Mimi Khalvati
Poet
About
Mimi Khalvati is a poet and creative-writing tutor. She was born in Tehran, Iran. At the age of six, she was sent to boarding school on the Isle of Wight where she spent her childhood. She attended Drama Centre, London and worked in repertory in the UK before returning to Iran, where she worked at the Theatre Workshop, Tehran as a director, also relearning her first language, Farsi. On the birth of her daughter, she returned to England, continuing to work on the fringe while raising children.
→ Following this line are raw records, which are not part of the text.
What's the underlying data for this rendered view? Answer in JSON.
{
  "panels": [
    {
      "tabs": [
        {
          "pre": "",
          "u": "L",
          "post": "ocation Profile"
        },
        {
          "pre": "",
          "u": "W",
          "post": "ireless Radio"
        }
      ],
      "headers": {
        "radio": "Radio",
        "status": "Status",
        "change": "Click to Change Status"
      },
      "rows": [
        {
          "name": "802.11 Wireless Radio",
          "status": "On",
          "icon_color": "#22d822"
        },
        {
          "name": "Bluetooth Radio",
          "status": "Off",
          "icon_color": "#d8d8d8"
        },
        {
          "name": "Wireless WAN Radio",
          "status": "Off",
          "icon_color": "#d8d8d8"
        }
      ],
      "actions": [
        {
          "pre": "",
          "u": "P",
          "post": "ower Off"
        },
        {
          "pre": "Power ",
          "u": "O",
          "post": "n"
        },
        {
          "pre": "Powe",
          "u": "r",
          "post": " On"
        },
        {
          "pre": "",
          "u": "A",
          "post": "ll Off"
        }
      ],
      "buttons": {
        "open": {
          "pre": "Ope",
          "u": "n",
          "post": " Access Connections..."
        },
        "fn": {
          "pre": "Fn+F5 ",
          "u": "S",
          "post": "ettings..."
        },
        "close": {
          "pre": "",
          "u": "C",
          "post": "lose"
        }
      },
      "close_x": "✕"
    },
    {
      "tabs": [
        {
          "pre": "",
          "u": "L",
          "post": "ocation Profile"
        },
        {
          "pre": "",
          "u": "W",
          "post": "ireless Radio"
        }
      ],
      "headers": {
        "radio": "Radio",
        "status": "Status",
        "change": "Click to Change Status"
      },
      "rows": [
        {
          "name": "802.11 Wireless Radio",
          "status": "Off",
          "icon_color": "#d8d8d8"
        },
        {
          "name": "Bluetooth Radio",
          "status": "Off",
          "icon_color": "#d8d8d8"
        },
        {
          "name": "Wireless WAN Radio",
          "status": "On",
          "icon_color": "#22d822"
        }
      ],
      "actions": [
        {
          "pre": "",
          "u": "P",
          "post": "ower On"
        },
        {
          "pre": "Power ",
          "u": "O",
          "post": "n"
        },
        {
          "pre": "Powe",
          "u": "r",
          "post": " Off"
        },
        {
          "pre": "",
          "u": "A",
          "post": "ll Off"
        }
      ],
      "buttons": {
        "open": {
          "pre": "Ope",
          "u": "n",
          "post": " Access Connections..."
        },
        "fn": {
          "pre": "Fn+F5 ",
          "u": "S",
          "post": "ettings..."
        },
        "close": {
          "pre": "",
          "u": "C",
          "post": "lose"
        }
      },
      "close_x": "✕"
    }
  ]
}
She started writing poetry after attending an Arvon Foundation course. On the publication of her pamphlet Persian Miniatures (a co-winner of the Smith/Doorstop competition in 1989), she gave up theatre work to concentrate on her writing. She has since published seven poetry collections with Carcanet Press: In White Ink (1991), Mirrorwork (1995), which won an Arts Council England writers’ award, Entries on Light (1997), Selected Poems (2000), The Chine (2002), The Meanest Flower (2007), shortlisted for the T.S. Eliot prize, and Child: new and selected poems, a Poetry Book Society special commendation. The Weather Wheel was published by Carcanet in 2014.
In 1997 Mimi founded the Poetry School and has co-edited its anthologies of new writing, including Tying the Song and Entering the Tapestry (Enitharmon, 2000 and 2003). She continues to teach for the Poetry School and to work as a freelance poetry tutor. She is a Fellow of the Royal Society of Literature and of the English Association.